Today is World Food Day. Established in 1979 by the United Nations, the day was meant to bring attention to, and ignite political will for, the fight to end world hunger. At Oceana this day means a lot to us. We believe that ending world hunger and establishing food security on a more crowded planet will require not only innovations in land-based agriculture but an entirely new approach to managing what could again become a bountiful resource, our oceans.

The theme of this year's World Food Day is cooperatives, a model that has been proven to work both at land and at sea. But if any model of harvesting more food from the ocean (including cooperatives) is going to work, we need to make sure it's abundant and full of fish. This renewable source of food covers 70 percent of the world, but we're not maximizing its potential to feed people. If managed better, estimates show that the ocean could provide a nutritious meal to 700 million people every day at a sustainable rate.
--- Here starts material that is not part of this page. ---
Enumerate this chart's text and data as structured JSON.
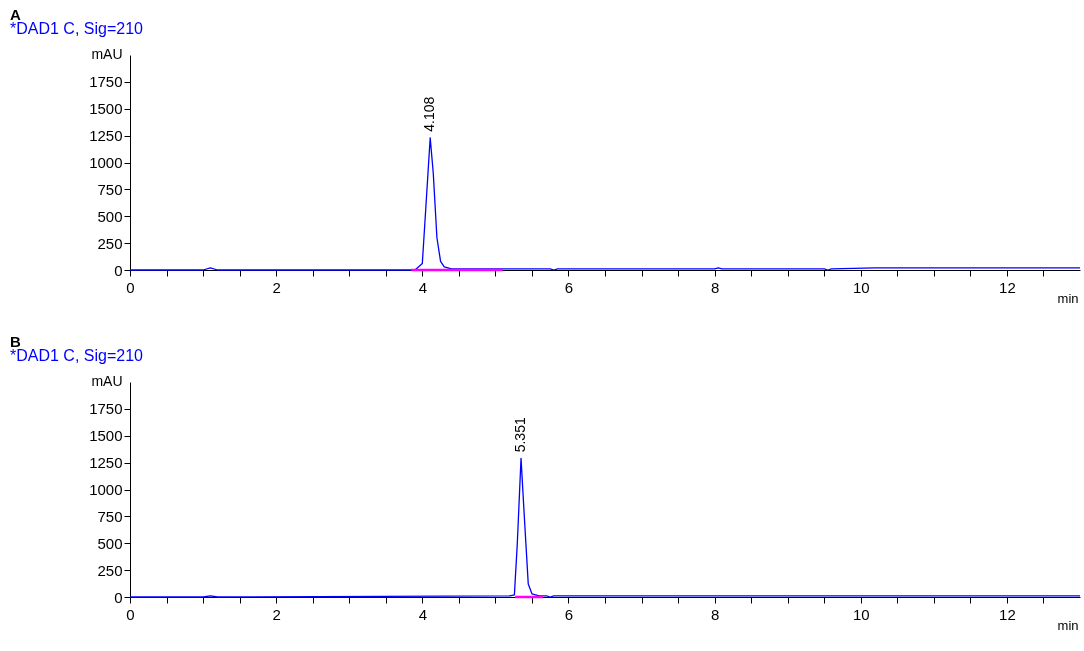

Some of the very countries that are struggling most with food insecurity are also fortunate to control some of the most productive fisheries in the world. For example, India and the Philippines, which were just ranked poorly in terms of food security in the newly published 2012 Global Hunger Index, both rank in the top 15 countries in the world for fish catch. But their fisheries, like many others, are being overfished, limiting their potential to produce even more fish and feed more people. In fact, a new study published in the journal Science suggests a global fishery recovery could increase fish yield up to 40 percent. Many of the most food insecure countries have the ability to create more food for their hungry citizens just by better managing their fisheries.
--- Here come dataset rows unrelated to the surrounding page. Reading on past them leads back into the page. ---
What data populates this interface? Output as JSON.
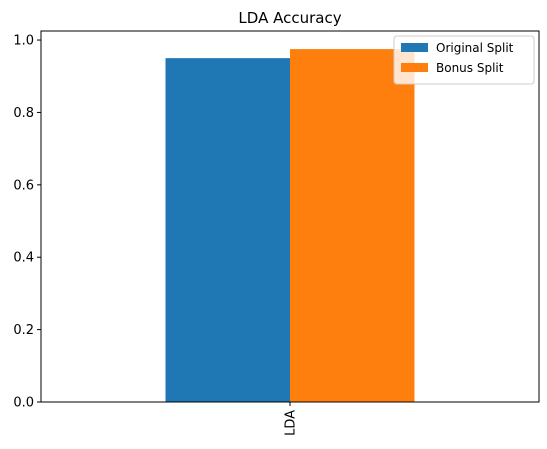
{
  "chart_data": {
    "type": "bar",
    "title": "LDA Accuracy",
    "xlabel": "",
    "ylabel": "",
    "categories": [
      "LDA"
    ],
    "series": [
      {
        "name": "Original Split",
        "values": [
          0.95
        ],
        "color": "#1f77b4"
      },
      {
        "name": "Bonus Split",
        "values": [
          0.975
        ],
        "color": "#ff7f0e"
      }
    ],
    "ylim": [
      0,
      1.025
    ],
    "yticks": [
      0.0,
      0.2,
      0.4,
      0.6,
      0.8,
      1.0
    ],
    "ytick_labels": [
      "0.0",
      "0.2",
      "0.4",
      "0.6",
      "0.8",
      "1.0"
    ],
    "xtick_rotation": "vertical",
    "grid": false,
    "legend_position": "top-right"
  }
}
There are clear examples of how to turn exploited fisheries around and ensure that they will be able to help feed the 2 billion more people expected by 2050. We've seen overfished species rebound quickly with this type of management. After discard bans were imposed for Norwegian cod in the late 1980s, the once overfished species came back quickly. The same story can be told of the Eastern Baltic cod which have recovered in the last decade. We see similar stories happening all around the world.

By combating overfishing and practically restoring key fish stocks, like it has been done in the U.S. and Norway, countries like India and the Philippines have it within their reach to make more wild seafood accessible to their hungry citizens. It takes the implementation of just three tried and true fisheries management policies to bring back fish stocks: enforcing scientific quotas, reducing bycatch and protecting habitat. Doing this in the places that produce the most wild fish will allow fish stocks to rebound enough to feed hundreds of millions more people.
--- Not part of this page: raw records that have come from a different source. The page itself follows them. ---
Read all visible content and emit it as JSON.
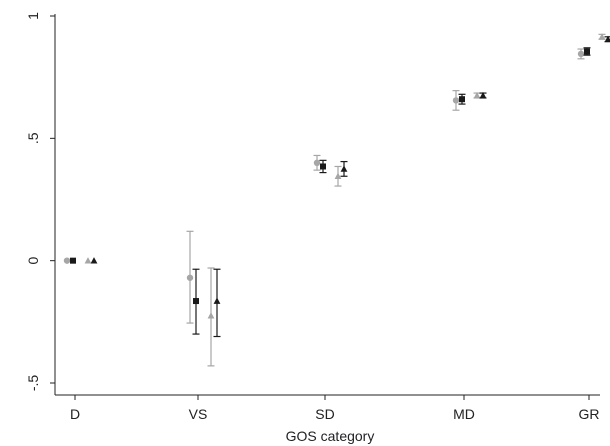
{
  "chart_data": {
    "type": "scatter",
    "title": "",
    "xlabel": "GOS category",
    "ylabel": "",
    "categories": [
      "D",
      "VS",
      "SD",
      "MD",
      "GR"
    ],
    "ylim": [
      -0.5,
      1
    ],
    "yticks": [
      {
        "value": 1,
        "label": "1"
      },
      {
        "value": 0.5,
        "label": ".5"
      },
      {
        "value": 0,
        "label": "0"
      },
      {
        "value": -0.5,
        "label": "-.5"
      }
    ],
    "grid": false,
    "legend": "none",
    "series": [
      {
        "marker": "circle",
        "color": "#a6a6a6",
        "values": [
          0,
          -0.07,
          0.4,
          0.655,
          0.845
        ],
        "ci_low": [
          0,
          -0.255,
          0.37,
          0.615,
          0.825
        ],
        "ci_high": [
          0,
          0.12,
          0.43,
          0.695,
          0.865
        ]
      },
      {
        "marker": "square",
        "color": "#1a1a1a",
        "values": [
          0,
          -0.165,
          0.385,
          0.66,
          0.855
        ],
        "ci_low": [
          0,
          -0.3,
          0.36,
          0.64,
          0.84
        ],
        "ci_high": [
          0,
          -0.035,
          0.41,
          0.68,
          0.87
        ]
      },
      {
        "marker": "triangle",
        "color": "#a6a6a6",
        "values": [
          0,
          -0.225,
          0.345,
          0.675,
          0.915
        ],
        "ci_low": [
          0,
          -0.43,
          0.305,
          0.665,
          0.905
        ],
        "ci_high": [
          0,
          -0.03,
          0.385,
          0.685,
          0.925
        ]
      },
      {
        "marker": "triangle",
        "color": "#1a1a1a",
        "values": [
          0,
          -0.165,
          0.375,
          0.675,
          0.905
        ],
        "ci_low": [
          0,
          -0.31,
          0.345,
          0.665,
          0.895
        ],
        "ci_high": [
          0,
          -0.035,
          0.405,
          0.685,
          0.915
        ]
      }
    ]
  }
}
While global fish catch has been declining since the late 1980s, we're not doomed to fish out the oceans. If India, the Philippines and the other 23 countries that control 75% of the world's fish catch begin to manage their fisheries in a sustainable way, we'll see global fish catch increase beyond historic peak levels. The oceans will be able to help offset the 70 percent increase in food production needed by 2050 -- and it can do so indefinitely.

Restoring the ocean's abundance will ensure that artisanal fishermen and fishing cooperatives all over the world will again have access to the kind of resources their ancestors once did. And with nine billion people projected to live on earth by 2050, we need everything on the table, including a healthy ocean full of fish.